Friends and I recently got to discussing whether we had "heirloom" or "theme" trees. Suze has an heirloom tree, Marsha has both: heirlooms on the main tree and a smaller, ginger-bread themed three upstairs; while my tree does double duty: enough heirloom ornaments to decorate in any one of multiple themes. Part of the joy of any holiday is using those once-a-year pieces we remember from childhood holidays. Even when our friends gently suggest we might want to downsize a few things.

My parents and grandparents are, as they say, no longer with us. Without them, I hold on to their things even harder; I am very much an out-of-sight, out-of-mind person. It gives me great pleasure to regularly use their practical items in my own kitchen. Grandma couldn't understand why I wanted to keep her kitchen canisters — "These are old! You could get new!" — but they remind me of her cakes and cookies, and showing me how to make Springerle. Plus, they are a sleek mid-20th Century design, and have become a great background for so many of the photos on the site.

Grandma's nine

At Christmas, Grandma would put out a big tin of mixed cookies, which I would cheerfully eat my way through (I was the only grandchild).
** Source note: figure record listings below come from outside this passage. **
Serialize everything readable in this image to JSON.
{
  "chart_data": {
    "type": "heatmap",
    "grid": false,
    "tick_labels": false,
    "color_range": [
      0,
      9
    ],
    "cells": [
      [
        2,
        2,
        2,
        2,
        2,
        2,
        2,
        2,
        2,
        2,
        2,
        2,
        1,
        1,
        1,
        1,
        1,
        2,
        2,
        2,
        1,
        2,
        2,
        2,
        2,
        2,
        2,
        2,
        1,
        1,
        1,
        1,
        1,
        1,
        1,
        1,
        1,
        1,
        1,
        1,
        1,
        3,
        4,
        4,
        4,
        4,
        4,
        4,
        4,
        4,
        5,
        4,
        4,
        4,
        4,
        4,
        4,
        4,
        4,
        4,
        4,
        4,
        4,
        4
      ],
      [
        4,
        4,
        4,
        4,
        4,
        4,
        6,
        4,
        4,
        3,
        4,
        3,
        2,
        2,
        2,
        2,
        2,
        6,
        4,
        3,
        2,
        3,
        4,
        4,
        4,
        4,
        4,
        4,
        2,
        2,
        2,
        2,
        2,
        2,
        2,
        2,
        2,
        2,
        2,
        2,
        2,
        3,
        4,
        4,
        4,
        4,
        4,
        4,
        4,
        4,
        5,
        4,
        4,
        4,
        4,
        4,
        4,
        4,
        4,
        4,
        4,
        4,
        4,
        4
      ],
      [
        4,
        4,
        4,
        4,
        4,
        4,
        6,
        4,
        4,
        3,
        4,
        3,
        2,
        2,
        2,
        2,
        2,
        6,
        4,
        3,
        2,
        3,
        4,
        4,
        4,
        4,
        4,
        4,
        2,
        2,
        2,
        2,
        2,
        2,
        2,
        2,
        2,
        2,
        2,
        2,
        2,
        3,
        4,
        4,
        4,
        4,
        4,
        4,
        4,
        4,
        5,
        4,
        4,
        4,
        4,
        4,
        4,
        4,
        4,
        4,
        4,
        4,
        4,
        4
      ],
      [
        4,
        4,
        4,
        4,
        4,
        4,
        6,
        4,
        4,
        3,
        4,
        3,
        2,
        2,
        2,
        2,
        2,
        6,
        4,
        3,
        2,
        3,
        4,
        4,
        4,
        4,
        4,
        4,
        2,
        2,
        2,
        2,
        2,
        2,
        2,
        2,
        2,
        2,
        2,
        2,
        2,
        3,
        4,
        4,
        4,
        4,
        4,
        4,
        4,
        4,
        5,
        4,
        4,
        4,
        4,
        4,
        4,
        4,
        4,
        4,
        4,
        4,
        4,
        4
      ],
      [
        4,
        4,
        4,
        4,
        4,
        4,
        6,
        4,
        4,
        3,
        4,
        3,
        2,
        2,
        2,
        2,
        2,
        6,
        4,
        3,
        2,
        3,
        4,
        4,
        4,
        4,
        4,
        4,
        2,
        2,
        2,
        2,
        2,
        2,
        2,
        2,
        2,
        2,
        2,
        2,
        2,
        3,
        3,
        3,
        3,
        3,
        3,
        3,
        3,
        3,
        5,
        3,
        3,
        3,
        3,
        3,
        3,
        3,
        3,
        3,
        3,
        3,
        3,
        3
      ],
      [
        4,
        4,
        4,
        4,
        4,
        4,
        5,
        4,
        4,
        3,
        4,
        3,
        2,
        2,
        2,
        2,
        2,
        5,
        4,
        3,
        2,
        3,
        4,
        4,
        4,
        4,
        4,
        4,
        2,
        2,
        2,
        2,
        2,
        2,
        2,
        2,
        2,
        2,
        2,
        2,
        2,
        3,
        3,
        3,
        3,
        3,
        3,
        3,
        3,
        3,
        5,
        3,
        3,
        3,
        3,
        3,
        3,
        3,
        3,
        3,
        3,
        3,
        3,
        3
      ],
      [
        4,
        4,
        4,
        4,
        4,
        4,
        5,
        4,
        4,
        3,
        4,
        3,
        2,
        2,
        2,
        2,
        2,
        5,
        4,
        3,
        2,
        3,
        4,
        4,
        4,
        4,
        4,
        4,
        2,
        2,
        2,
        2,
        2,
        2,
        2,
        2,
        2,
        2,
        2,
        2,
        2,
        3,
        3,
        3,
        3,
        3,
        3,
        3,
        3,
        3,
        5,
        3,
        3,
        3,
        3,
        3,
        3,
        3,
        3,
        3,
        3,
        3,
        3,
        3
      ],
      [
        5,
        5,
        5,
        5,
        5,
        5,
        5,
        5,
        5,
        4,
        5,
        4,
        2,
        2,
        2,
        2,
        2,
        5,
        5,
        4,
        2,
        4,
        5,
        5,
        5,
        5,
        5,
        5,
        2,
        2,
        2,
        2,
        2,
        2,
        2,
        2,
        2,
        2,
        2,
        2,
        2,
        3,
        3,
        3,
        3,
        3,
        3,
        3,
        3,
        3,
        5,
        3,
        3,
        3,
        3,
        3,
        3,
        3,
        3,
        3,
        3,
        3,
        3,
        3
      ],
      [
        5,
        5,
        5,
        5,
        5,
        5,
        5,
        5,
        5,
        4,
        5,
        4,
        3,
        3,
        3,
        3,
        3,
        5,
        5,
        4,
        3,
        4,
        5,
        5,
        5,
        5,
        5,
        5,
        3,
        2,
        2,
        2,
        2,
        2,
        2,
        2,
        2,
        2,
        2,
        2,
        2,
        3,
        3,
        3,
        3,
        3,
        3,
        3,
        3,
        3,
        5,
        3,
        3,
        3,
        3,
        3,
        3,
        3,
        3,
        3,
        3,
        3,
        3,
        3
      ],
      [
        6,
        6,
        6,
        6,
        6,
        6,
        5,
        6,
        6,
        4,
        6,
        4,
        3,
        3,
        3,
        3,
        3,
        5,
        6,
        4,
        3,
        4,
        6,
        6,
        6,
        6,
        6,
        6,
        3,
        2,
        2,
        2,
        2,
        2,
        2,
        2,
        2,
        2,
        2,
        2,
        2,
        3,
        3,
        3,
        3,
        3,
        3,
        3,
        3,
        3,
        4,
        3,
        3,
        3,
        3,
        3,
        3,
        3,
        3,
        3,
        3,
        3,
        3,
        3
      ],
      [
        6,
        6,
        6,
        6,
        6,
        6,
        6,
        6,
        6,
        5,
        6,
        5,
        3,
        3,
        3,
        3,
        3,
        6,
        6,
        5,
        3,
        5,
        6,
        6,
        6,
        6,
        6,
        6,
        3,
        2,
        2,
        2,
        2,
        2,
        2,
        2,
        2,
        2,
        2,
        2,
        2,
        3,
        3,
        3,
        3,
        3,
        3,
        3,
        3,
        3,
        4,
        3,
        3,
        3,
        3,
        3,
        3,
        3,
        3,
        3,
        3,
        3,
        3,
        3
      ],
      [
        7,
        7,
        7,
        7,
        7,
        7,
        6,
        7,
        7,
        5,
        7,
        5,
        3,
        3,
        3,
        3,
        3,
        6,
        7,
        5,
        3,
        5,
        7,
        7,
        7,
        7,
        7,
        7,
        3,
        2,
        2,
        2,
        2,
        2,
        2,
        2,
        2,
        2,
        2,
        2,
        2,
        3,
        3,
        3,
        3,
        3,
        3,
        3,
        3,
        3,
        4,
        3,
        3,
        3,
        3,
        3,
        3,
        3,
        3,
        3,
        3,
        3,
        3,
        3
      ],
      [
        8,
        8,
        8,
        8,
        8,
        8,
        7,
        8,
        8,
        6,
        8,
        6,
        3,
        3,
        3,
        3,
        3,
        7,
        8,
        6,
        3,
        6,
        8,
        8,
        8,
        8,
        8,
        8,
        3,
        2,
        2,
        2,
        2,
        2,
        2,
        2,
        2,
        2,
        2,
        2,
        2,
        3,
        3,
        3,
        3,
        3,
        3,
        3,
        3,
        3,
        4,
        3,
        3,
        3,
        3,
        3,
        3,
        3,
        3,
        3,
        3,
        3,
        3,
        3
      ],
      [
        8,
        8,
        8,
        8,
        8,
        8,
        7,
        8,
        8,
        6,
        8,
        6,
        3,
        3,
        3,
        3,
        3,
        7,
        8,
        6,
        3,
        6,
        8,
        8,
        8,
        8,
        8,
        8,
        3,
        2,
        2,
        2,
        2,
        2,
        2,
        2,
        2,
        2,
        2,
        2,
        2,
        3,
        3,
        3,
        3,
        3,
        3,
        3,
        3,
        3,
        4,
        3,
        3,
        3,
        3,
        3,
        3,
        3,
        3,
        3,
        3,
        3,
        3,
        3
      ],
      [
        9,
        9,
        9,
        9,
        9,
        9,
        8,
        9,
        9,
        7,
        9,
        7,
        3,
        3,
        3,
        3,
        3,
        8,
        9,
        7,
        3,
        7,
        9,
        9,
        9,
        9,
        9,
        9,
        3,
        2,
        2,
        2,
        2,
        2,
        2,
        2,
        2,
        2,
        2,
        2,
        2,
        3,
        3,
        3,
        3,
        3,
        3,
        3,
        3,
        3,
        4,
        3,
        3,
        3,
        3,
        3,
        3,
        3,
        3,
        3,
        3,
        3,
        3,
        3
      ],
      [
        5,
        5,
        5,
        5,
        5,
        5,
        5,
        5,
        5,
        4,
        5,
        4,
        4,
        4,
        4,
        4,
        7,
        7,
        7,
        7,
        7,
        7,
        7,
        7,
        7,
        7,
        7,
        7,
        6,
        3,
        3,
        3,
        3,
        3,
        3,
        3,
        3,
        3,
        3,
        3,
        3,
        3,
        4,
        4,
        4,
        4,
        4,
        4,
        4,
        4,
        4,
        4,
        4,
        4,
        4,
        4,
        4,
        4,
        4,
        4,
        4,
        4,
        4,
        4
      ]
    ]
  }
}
She baked the same cookiesevery year: Aniplätzchen, Ausstecherle, chocolate chip, forgotten cookies, macaroons, S's, Springerle, Spritz, and vanilla wreaths.

Midrange shoot on a kitchen counter of three knives, a small cast-iron pan, a wooden cookie mold, and three canisters in the background.

The heirlooms I use every day (except one): my maternal grandmother's kitchen canisters and the "Snacks" tin that holds all purpose flour; my paternal grandmother's cast-iron pan; great-grandmother's Springerle mold; Mom's good paring knives.